With that in mind, the value of Mr. Midler’s book is two-fold. First, Mr. Midler tells his story as someone who, despite all the frustrations and adventures, seems to never have lost his basic affection for China. He never falls back on the trope of villainy. “Sister”, the owner of the Chinese soap factory that figures in much of the book, is presented not as a criminal or predator, but as someone trying very hard to succeed in a particular business context. This leads to the second, and main value of “Poorly Made in China”: Mr. Midler does an excellent job of explaining in a readable way that context of Chinese business, and the social, cultural, and economic forces that have shaped the practices of people like Sister. He explains how western buyers and Chinese businesses have created a delicate and sometimes dangerous symbiosis in an environment of ruthless competition, price pressure and complex webs of relationships. The book is critical, but not judgmental, which I found refreshing.

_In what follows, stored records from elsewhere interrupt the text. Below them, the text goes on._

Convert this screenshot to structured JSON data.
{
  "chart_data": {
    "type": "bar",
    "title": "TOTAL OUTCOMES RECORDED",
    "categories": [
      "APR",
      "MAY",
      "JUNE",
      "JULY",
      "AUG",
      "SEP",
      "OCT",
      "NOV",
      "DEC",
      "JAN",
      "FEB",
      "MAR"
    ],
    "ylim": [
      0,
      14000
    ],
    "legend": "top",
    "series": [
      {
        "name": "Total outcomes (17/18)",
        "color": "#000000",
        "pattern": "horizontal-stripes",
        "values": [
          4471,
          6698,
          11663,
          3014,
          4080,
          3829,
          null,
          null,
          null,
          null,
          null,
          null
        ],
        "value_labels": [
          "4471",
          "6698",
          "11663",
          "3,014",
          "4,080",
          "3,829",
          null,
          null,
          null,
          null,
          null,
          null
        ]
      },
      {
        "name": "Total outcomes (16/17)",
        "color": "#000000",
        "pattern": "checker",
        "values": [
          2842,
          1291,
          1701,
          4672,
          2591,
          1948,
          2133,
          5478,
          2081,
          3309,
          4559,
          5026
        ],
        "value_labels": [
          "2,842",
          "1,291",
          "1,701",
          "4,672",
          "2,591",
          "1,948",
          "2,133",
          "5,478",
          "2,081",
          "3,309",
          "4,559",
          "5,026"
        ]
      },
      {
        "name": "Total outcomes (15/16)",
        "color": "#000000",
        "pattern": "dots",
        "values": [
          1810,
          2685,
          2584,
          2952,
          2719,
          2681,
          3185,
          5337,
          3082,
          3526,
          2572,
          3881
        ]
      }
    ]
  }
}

Even if you’re not in manufacturing or dealing with the consequences of manufacturing problems (as we PR people sometimes do), you may find the book interesting as a study in the forces that have shaped Chines business over thirty years of turbocharged economic growth. Many of these forces that have shaped Chinese manufacturers may be at work in your industry as well. They’re certainly at work in mine. Against this reality, efforts such as the following, while admirable for the move toward international public communication, seem modest indeed.
http://v.blog.sohu.com/fo/v4/3844191
Disclaimer: The publisher and author provided Imagethief with a complementary review copy of “Poorly Made in China”. Make of that what you will. Imagethief gladly accepts review copies, but cannot guarantee that he will read or like books furnished.
Note: Title of this post with apologies to the marketing team for the film “Fight Club”.